Я тихо хохотнул, прикрыв рот ладошкой, — в этом не было ничего сложного. Анна хотела сделать подарок своему отцу и попросила меня нарисовать его, принеся его фотографию, — я умею рисовать, и мне несложно помочь девочке, которая легко разбирается в современных реалиях этого мира, что было для меня большой удачей. Анна была невысокой девчушкой шести лет, с бледной кожей и карими выразительными глазами. Короткие черные волосы она не собирала ни в какую прическу, отдавая это на мой откуп. Одевалась она всегда в платья и жила по соседству с нашим домом. Прошло уже шесть лет с того момента, как я проснулся здесь, в этом мире, где мои дядя и тетя недолюбливают меня, и знакомство с этой девочкой я считал самым успешным действом за все это время.
Она была на год младше, но учились мы вместе.

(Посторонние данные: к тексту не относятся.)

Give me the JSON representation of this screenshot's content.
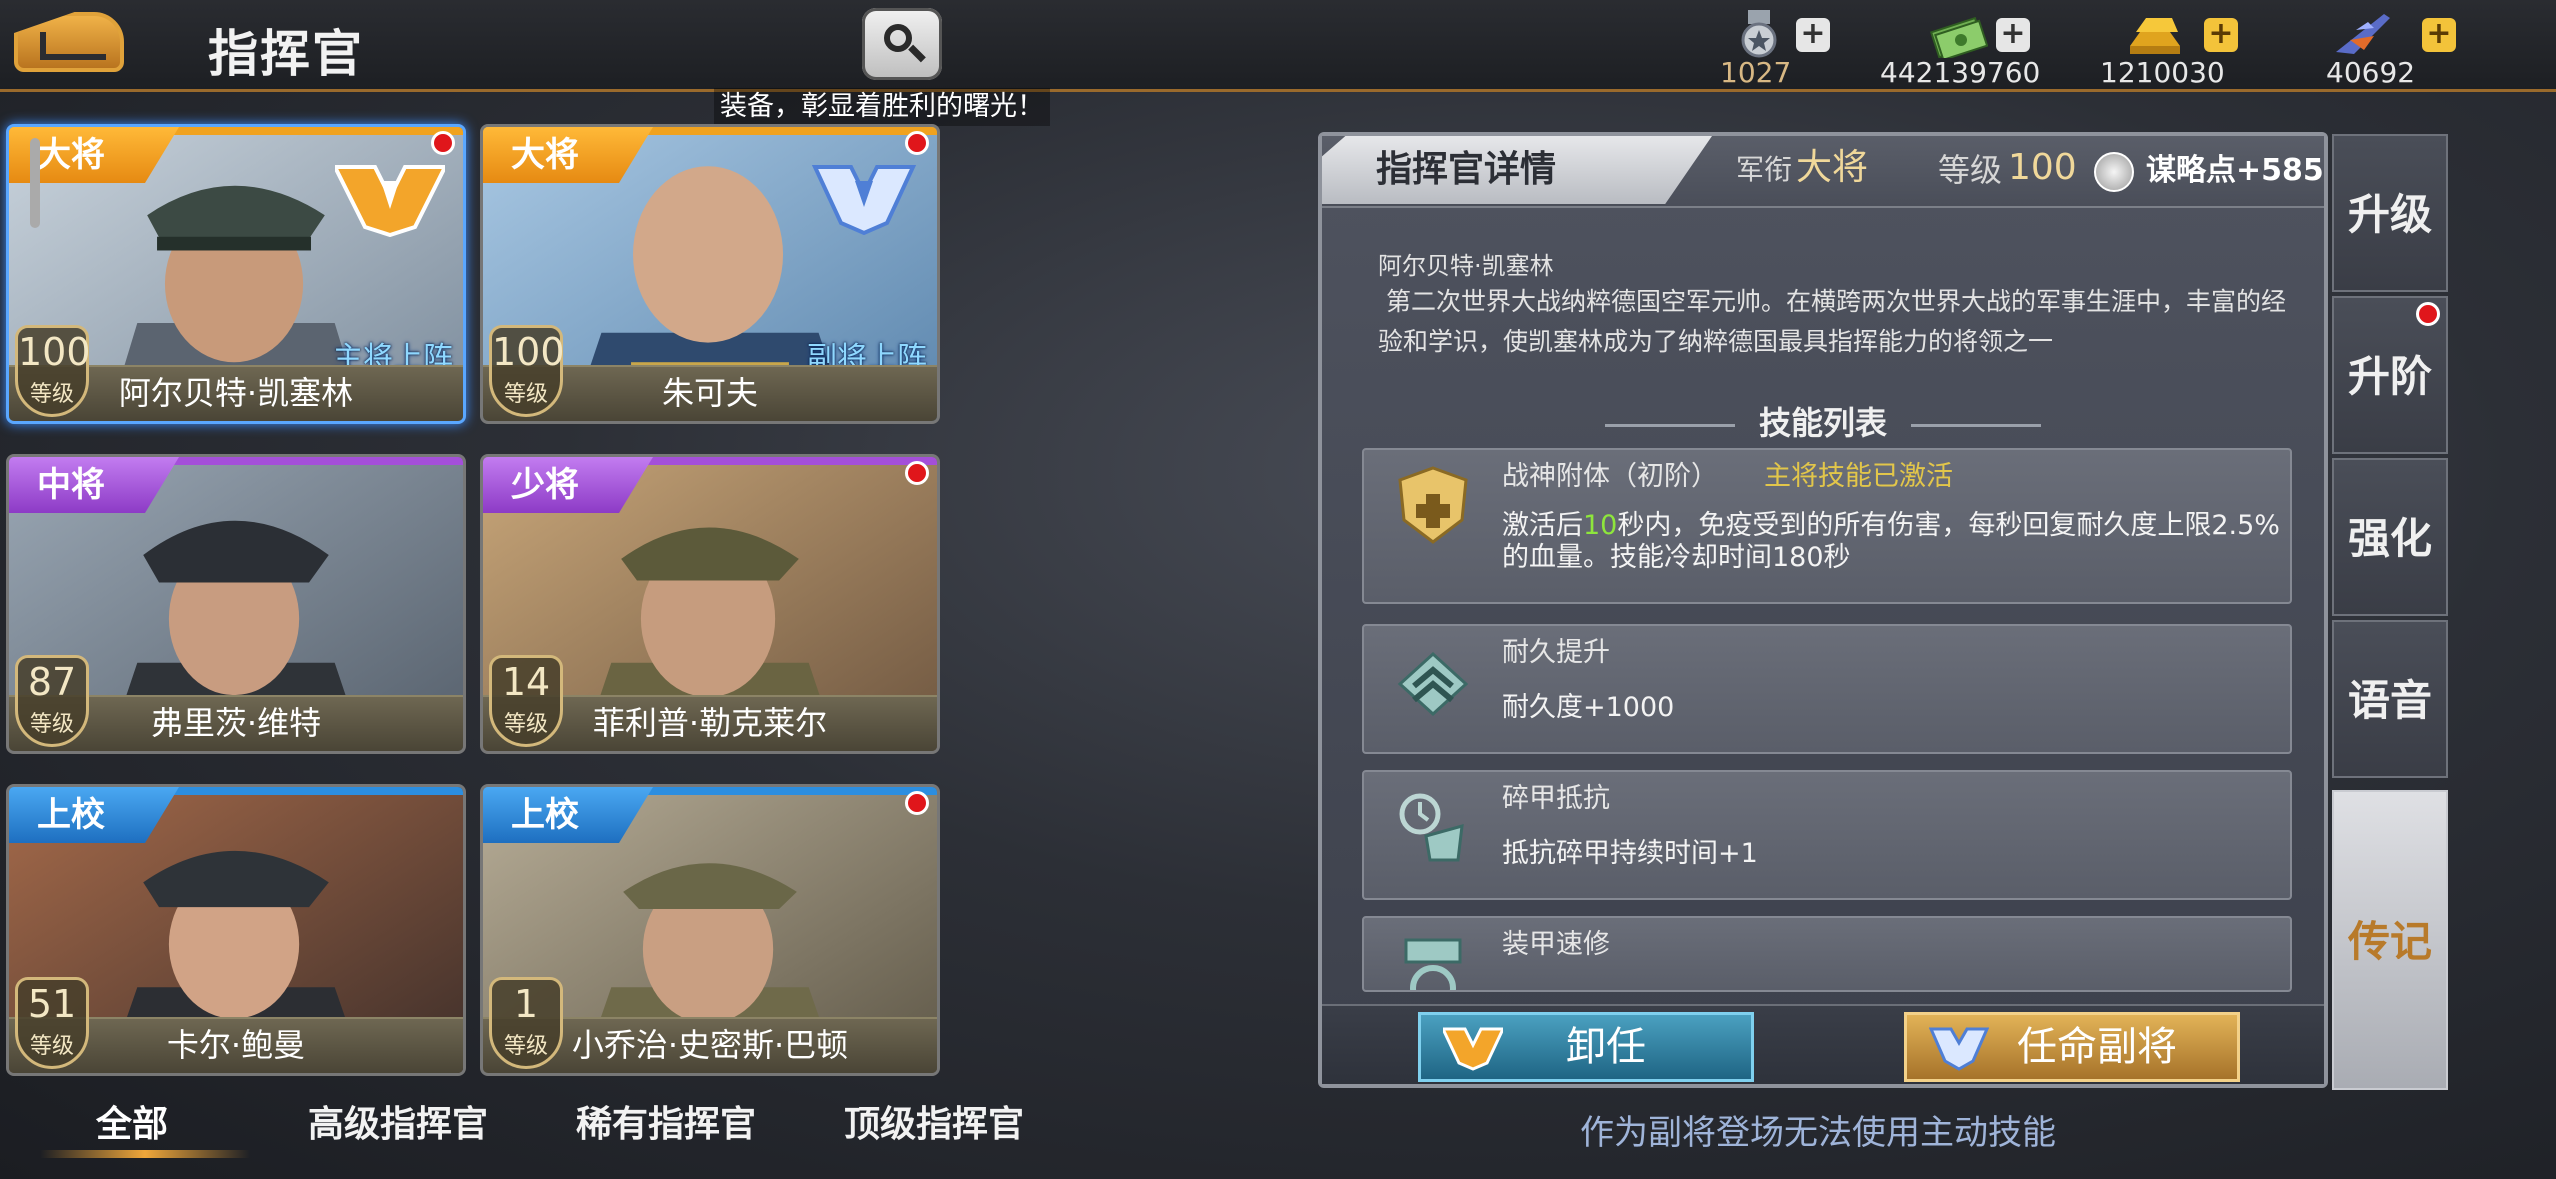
{
  "header": {
    "title": "指挥官",
    "marquee": "装备，彰显着胜利的曙光！",
    "resources": [
      {
        "icon": "medal-icon",
        "value": "1027",
        "color": "#d8b884"
      },
      {
        "icon": "cash-icon",
        "value": "442139760",
        "color": "#ffffff"
      },
      {
        "icon": "gold-bar-icon",
        "value": "1210030",
        "color": "#ffffff"
      },
      {
        "icon": "fighter-jet-icon",
        "value": "40692",
        "color": "#ffffff"
      }
    ]
  },
  "commanders": [
    {
      "rank": "大将",
      "name": "阿尔贝特·凯塞林",
      "level": "100",
      "level_label": "等级",
      "deploy": "主将上阵",
      "rank_color": "#f0a21f"
    },
    {
      "rank": "大将",
      "name": "朱可夫",
      "level": "100",
      "level_label": "等级",
      "deploy": "副将上阵",
      "rank_color": "#f0a21f"
    },
    {
      "rank": "中将",
      "name": "弗里茨·维特",
      "level": "87",
      "level_label": "等级",
      "deploy": "",
      "rank_color": "#a44fd9"
    },
    {
      "rank": "少将",
      "name": "菲利普·勒克莱尔",
      "level": "14",
      "level_label": "等级",
      "deploy": "",
      "rank_color": "#a44fd9"
    },
    {
      "rank": "上校",
      "name": "卡尔·鲍曼",
      "level": "51",
      "level_label": "等级",
      "deploy": "",
      "rank_color": "#2c8ee0"
    },
    {
      "rank": "上校",
      "name": "小乔治·史密斯·巴顿",
      "level": "1",
      "level_label": "等级",
      "deploy": "",
      "rank_color": "#2c8ee0"
    }
  ],
  "tabs": [
    "全部",
    "高级指挥官",
    "稀有指挥官",
    "顶级指挥官"
  ],
  "detail": {
    "title": "指挥官详情",
    "rank_label": "军衔",
    "rank_value": "大将",
    "level_label": "等级",
    "level_value": "100",
    "strategy": "谋略点+585",
    "bio_name": "阿尔贝特·凯塞林",
    "bio_text": "第二次世界大战纳粹德国空军元帅。在横跨两次世界大战的军事生涯中，丰富的经验和学识，使凯塞林成为了纳粹德国最具指挥能力的将领之一",
    "skills_title": "技能列表",
    "skills": [
      {
        "name": "战神附体（初阶）",
        "status": "主将技能已激活",
        "desc_pre": "激活后",
        "desc_hl": "10",
        "desc_post": "秒内，免疫受到的所有伤害，每秒回复耐久度上限2.5%的血量。技能冷却时间180秒"
      },
      {
        "name": "耐久提升",
        "desc": "耐久度+1000"
      },
      {
        "name": "碎甲抵抗",
        "desc": "抵抗碎甲持续时间+1"
      },
      {
        "name": "装甲速修",
        "desc": ""
      }
    ],
    "dismiss_label": "卸任",
    "appoint_label": "任命副将",
    "hint": "作为副将登场无法使用主动技能"
  },
  "side_tabs": [
    "升级",
    "升阶",
    "强化",
    "语音",
    "传记"
  ]
}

Меня зовут Гарольдом Джеймсом Поттером, но я позволял называть себя просто Гарри некоторым людям, достаточно близким или важным мне. Мне семь с половиной, но начал я учиться вместе с шестилетним кузеном. Мои темно-каштановые волосы уже доросли до плеч, и я связываю их в хвост или небольшие, но красивые прически, одевался я не так хорошо — тетя отдавала мне одежду моего кузена, но уже с шести я легко перекраивал их в одежду по мне. Было неприятно, хотелось вновь одеваться в дорогие кимоно и надевать прекрасные кандзаси, вновь танцевать и играть, например, на сямисэне, развлекая изящным разговором господ, но...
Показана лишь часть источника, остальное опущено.